IMMAGINI DAL SISTEMA SOLARE

Curiosity, say cheese…

Il lungo e laborioso lavoro dietro a un "semplice autoscatto da Marte" realizzato dal rover della NASA nel sito John Klein. Il mosaico è composto dalla sovrapposizione parziale di 67 singoli scatti.

Esattamente come i turisti che amano fotografarsi nei luoghi visitati durante la vacanza, Curiosity, sopraggiunto al sito John Klein e compiute le sue operazioni di scavo, deve aver pensato che quello poteva essere un ottimo posto e un ottimo momento per scattare una foto ricordo. Immaginiamo che il piccolo rover si sia fermato un attimo, si sia guardato intorno tra le rocce rossastre dove ha appena finito di scavare, e infine abbia steso il suo lungo braccio robotico per sfoderare la camera MAHLI e scattare questa preziosa foto.  In realtà l’assenza del braccio robotico dall’inquadratura dovebbe farci  presagire che le cose siano state molto più lunghe e complesse di quello che a prima vista possono sembrare.

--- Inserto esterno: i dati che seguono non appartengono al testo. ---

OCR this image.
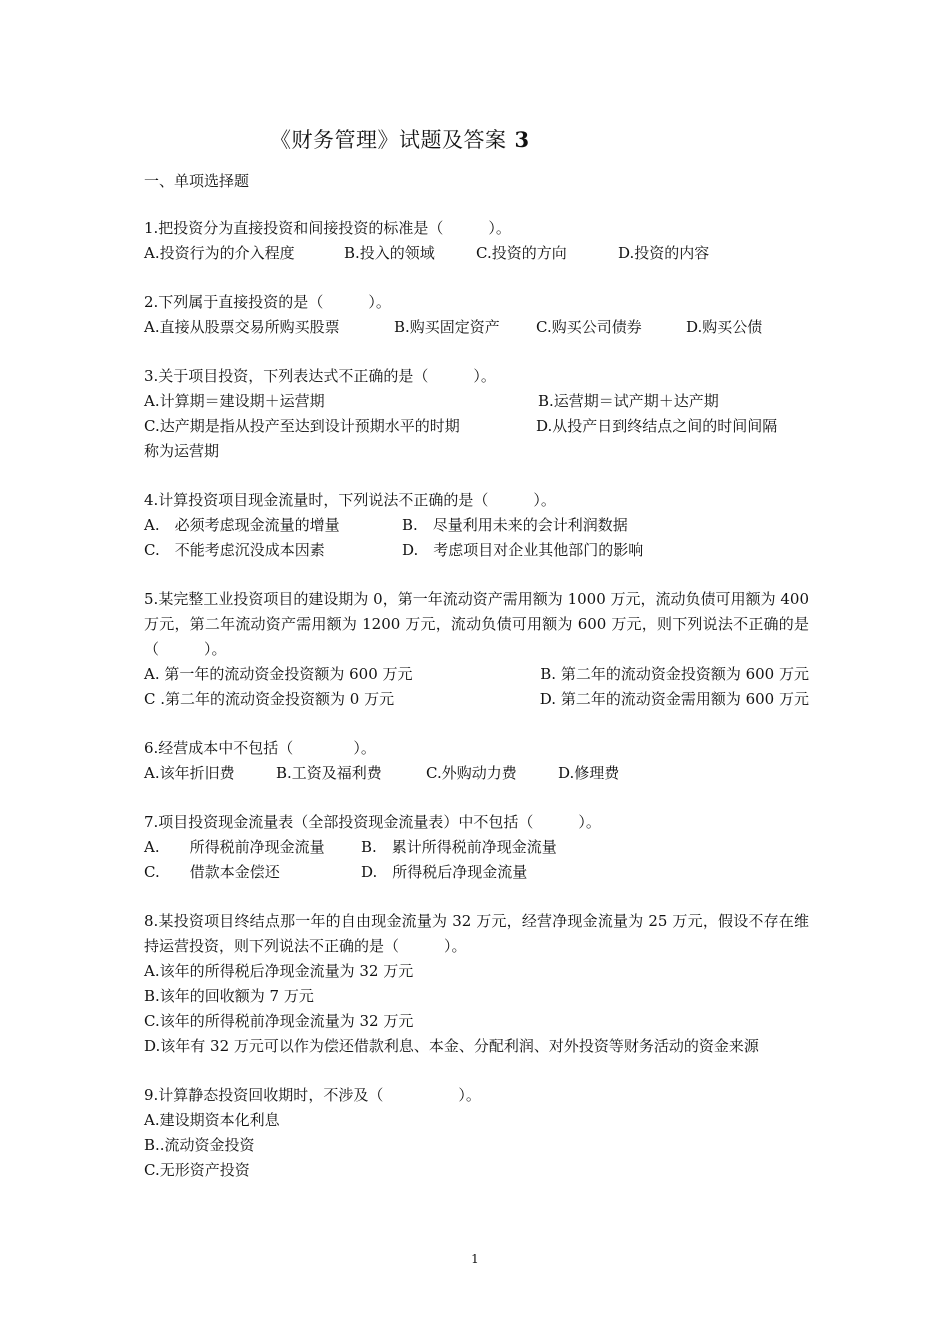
《财务管理》试题及答案 3
一、单项选择题
1.把投资分为直接投资和间接投资的标准是（　　　）。
A.投资行为的介入程度	B.投入的领域	C.投资的方向	D.投资的内容
2.下列属于直接投资的是（　　　）。
A.直接从股票交易所购买股票	B.购买固定资产	C.购买公司债券	D.购买公债
3.关于项目投资，下列表达式不正确的是（　　　）。
A.计算期＝建设期＋运营期	B.运营期＝试产期＋达产期
C.达产期是指从投产至达到设计预期水平的时期	D.从投产日到终结点之间的时间间隔
称为运营期
4.计算投资项目现金流量时，下列说法不正确的是（　　　）。
A.　必须考虑现金流量的增量	B.　尽量利用未来的会计利润数据
C.　不能考虑沉没成本因素	D.　考虑项目对企业其他部门的影响
5.某完整工业投资项目的建设期为 0，第一年流动资产需用额为 1000 万元，流动负债可用额为 400 万元，第二年流动资产需用额为 1200 万元，流动负债可用额为 600 万元，则下列说法不正确的是（　　　）。
A. 第一年的流动资金投资额为 600 万元	B. 第二年的流动资金投资额为 600 万元
C .第二年的流动资金投资额为 0 万元	D. 第二年的流动资金需用额为 600 万元
6.经营成本中不包括（　　　　）。
A.该年折旧费	B.工资及福利费	C.外购动力费	D.修理费
7.项目投资现金流量表（全部投资现金流量表）中不包括（　　　）。
A.　　所得税前净现金流量	B.　累计所得税前净现金流量
C.　　借款本金偿还	D.　所得税后净现金流量
8.某投资项目终结点那一年的自由现金流量为 32 万元，经营净现金流量为 25 万元，假设不存在维持运营投资，则下列说法不正确的是（　　　）。
A.该年的所得税后净现金流量为 32 万元
B.该年的回收额为 7 万元
C.该年的所得税前净现金流量为 32 万元
D.该年有 32 万元可以作为偿还借款利息、本金、分配利润、对外投资等财务活动的资金来源
9.计算静态投资回收期时，不涉及（　　　　　）。
A.建设期资本化利息
B..流动资金投资
C.无形资产投资
1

Autoscatto del rover Curiosity realizzato da Febbraio a Maggio 2013. Crediti: NASA/JPL-Caltech/MSSS

Autoscatto del rover Curiosity realizzato da Febbraio a Maggio 2013. Crediti: NASA/JPL-Caltech/MSSS

In effetti, ci sono voluti oltre 4 mesi e molto lavoro per realizzare la foto ricordo qui sopra. L’immagine è stata scattata nel sito John Klein della Yellowknife Bay principalmente il giorno 3 febbraio 2013, al 177esimo giorno marziano della missione (sol 177, in gergo spaziale) mentre il rover compiva le operazioni di preparazione per i primi scavi. Per comporre il mosaico, ci  sono volute ben 64 immagini singole scattate a febbraio a cui è stato necessario sommare altri 3 scatti realizzati il 10 maggio scorso (sol 270) per aggiornare il panorama dell’area circostante al rover. Zoomando nell’angolo a sinistra in basso sono infatti perfettamente visibili i segni degli scavi che Curiosity ha compiuto nei mesi di permanenza. L’atmosfera sospesa, silenziosa e in qualche modo simile a quella terrestre, è quella in cui dobbiamo immaginarci siano stati realizzati i test e gli esperimenti di cui si è tanto parlato nei mesi scorsi (leggi questo articolo).

I 64 scatti della camera MAHLI utilizzati per realizzare l'immagine precedente. Crediti: NASA / JPL / MSSS / Emily Lakdawalla

I 64 scatti della camera MAHLI utilizzati per realizzare l’immagine precedente. Crediti: NASA / JPL / MSSS / Emily Lakdawalla

Questo, che sembra il risultato del semplice clic di una macchina fotografica in un momento di pausa,  è in realtà il frutto di una lunga e complessa sequenza di lavoro. Il mosaico è infatti composto dalla sovrapposizione parziale delle 64 + 3 foto individuali visibili separatamente nel collage qui a fianco. Il confronto tra le due immagini sottolinea il duro lavoro, anche di composizione e grafica, necessario da parte del team della missione per realizzare quella che sembra una semplice immagine. Ma mette anche in evidenza il lavoro del piccolo robot terrestre che per un singolo autoscatto deve compiere una lunga danza fatta di una complessa e predefinita sequenza di movimenti del braccio e della camera (visibile nel filmato qui sotto), in cui il rover stesso rimane praticamente immobile mentre la telecamera e il braccio si muovono intorno a lui creando una serie di inquadrature diverse. Questa procedura permette anche di tagliare completamente il braccio che tiene la telecamera (ben visibile in questo filmato), rendendo ancora più stupefacente questo “semplice” autoscatto.
Uno dei tanti che troveranno posto nel fotoalbum (ancora in gran parte da realizzare) della lunga e fruttuosa vacanza del rover Curiosity su Marte.